There are a couple of places in audio where we want to know the maximum value of a moving window.
The most straightforward way to calculate this would be to keep all the recent history we need in a buffer. When we need to get the maximum value, we just loop through the recent history to get it:
This would be slow, because you have to loop through that range every sample - and takes more work the longer our period is.
Fortunately, there's a fairly well-known solution to this, which takes O(1) time... on average. The key is to split the region into two sections, which we'll call "front" and "back":
If we have a maximum value for both regions, the result we need is just the maximum of those two.
Adding samples to the front
To add new samples to the front and get an updated front-maximum, you just take the maximum of the previous front-region and the new samples.
Removing samples from the back
This is a bit more fiddly, because we can't really calculate it on-the-fly. What we want is a sequence of overlapping maximum ranges, and when we drop a sample we just move onto the next one:
Calculating these maximums individually would be slow - but calculating them all at once is pretty efficient, since we can do a cumulative maximum in reverse. But when do we calculate this?
Moving the boundary
At some point if we keep popping samples off the back, the back region is going to end up empty:
At this point, we move the boundary - this is also the moment when we calculate our reverse-cumulative-max sequence for the back region.
Here's some example C++ code:
If you know the maximum total length of your window, your front and back buffers could share the same buffer:
Additionally, if you wanted to be able to push samples onto the back or pop them from the front, you'd need to store a rolling maximum for the front half, and samples for the back half.
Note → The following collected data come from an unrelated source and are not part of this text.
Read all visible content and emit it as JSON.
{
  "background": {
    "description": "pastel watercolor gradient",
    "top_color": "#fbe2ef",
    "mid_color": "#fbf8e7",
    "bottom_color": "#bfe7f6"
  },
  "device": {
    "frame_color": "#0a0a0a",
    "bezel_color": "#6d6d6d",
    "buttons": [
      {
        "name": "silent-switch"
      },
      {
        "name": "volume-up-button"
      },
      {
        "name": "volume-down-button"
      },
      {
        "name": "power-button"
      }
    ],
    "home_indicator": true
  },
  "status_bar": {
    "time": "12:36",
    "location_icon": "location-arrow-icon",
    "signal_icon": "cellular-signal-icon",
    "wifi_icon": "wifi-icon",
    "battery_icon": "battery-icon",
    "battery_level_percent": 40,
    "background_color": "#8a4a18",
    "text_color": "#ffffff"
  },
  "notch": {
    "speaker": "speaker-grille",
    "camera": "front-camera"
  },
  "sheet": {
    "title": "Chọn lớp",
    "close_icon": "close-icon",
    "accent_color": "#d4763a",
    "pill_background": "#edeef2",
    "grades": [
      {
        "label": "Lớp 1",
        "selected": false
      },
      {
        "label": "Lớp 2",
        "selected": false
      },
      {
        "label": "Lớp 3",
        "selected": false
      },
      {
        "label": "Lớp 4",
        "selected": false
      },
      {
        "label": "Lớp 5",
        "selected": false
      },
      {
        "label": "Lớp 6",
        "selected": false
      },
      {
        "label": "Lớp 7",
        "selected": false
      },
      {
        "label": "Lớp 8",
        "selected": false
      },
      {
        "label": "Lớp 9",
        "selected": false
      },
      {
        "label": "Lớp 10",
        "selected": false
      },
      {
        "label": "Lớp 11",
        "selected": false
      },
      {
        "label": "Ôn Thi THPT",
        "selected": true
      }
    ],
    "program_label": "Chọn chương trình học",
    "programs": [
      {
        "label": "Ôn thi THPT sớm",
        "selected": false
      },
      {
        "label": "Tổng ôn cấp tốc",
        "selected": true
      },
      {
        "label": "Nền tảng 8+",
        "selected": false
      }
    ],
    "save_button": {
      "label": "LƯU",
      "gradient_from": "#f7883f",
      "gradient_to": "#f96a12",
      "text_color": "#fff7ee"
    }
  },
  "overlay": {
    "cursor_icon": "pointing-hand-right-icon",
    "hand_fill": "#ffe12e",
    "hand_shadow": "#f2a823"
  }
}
The code above only lets us move the window forwards.
In terms of complexity, this is O(1) - but only on average. Most updates are very cheap, but every
backSequence is empty),
.popBack() has to iterate through all
frontSamples, as we construct the reverse-cumulative-max for the new back region.
There are a few alternatives with similar properties. I'm not going to examine it in as much detail, but one of my favourites essentially maintains a run-length-encoded future output:
When we get a new input sample, we erase any parts of this future output which would be below this:
This also has O(1) average complexity, but rather than having a predictable spike in computation every
This run-length approach was what I used until recently, when I came across...
This scheme is a variation of the two-stacks method. Instead of splitting into two parts, we split into three:
An essential property is that this "working" region needs to be half the total length. At the moment when our back region is empty and we swap the regions over:
... the working is the same length as the back region. We use this to avoid calculating our reverse-cumulative-max all at once, and instead calculate it gradually at the same time as we consume the back region.
Here's an animation of what that might look like:
We no longer have a big (length-dependent!) computational spike when we swap the regions over. This means our algorithm is consistently O(1), instead of on average, which is good for real-time system.
Because the working region has to be the same length as the back region in order to spread the calculations out evenly, changing the length is tricky. We also have to be a little careful with odd-sized lengths.
For my implementation, I wanted to still support unbalanced push/pop to change lengths, so I put in extra checks when swapping regions:
- If the middle section is longer than the back section, push half of the surplus back into the front. Then, recalculate the front's maximum, and enough of the middle's reverse-cumulative-sum for it to finish on time.
- If the new back section is empty, swap again. If the back section is still empty, you've popped from an empty list, so fail gracefully.
- Some extra checks to support size 0
Even though you sometimes have to do a bigger chunk of work, it remains average-O(1) - as well as being constant-O(1) complexity in the constant-size case. I'm pretty happy with this. 🙂
Why is this interesting?
While any opportunity for an animated graph is enough to justify a blog-post 😛, I've used peak-hold envelope followers recently when writing a limiter - which I've now written up as its own article.
But in particular, the constant-O(1) approach is good for real-time audio effects, where you don't really want sudden bursts of calculation in your real-time audio effect if you can avoid it. This is now the implementation I use in my DSP library.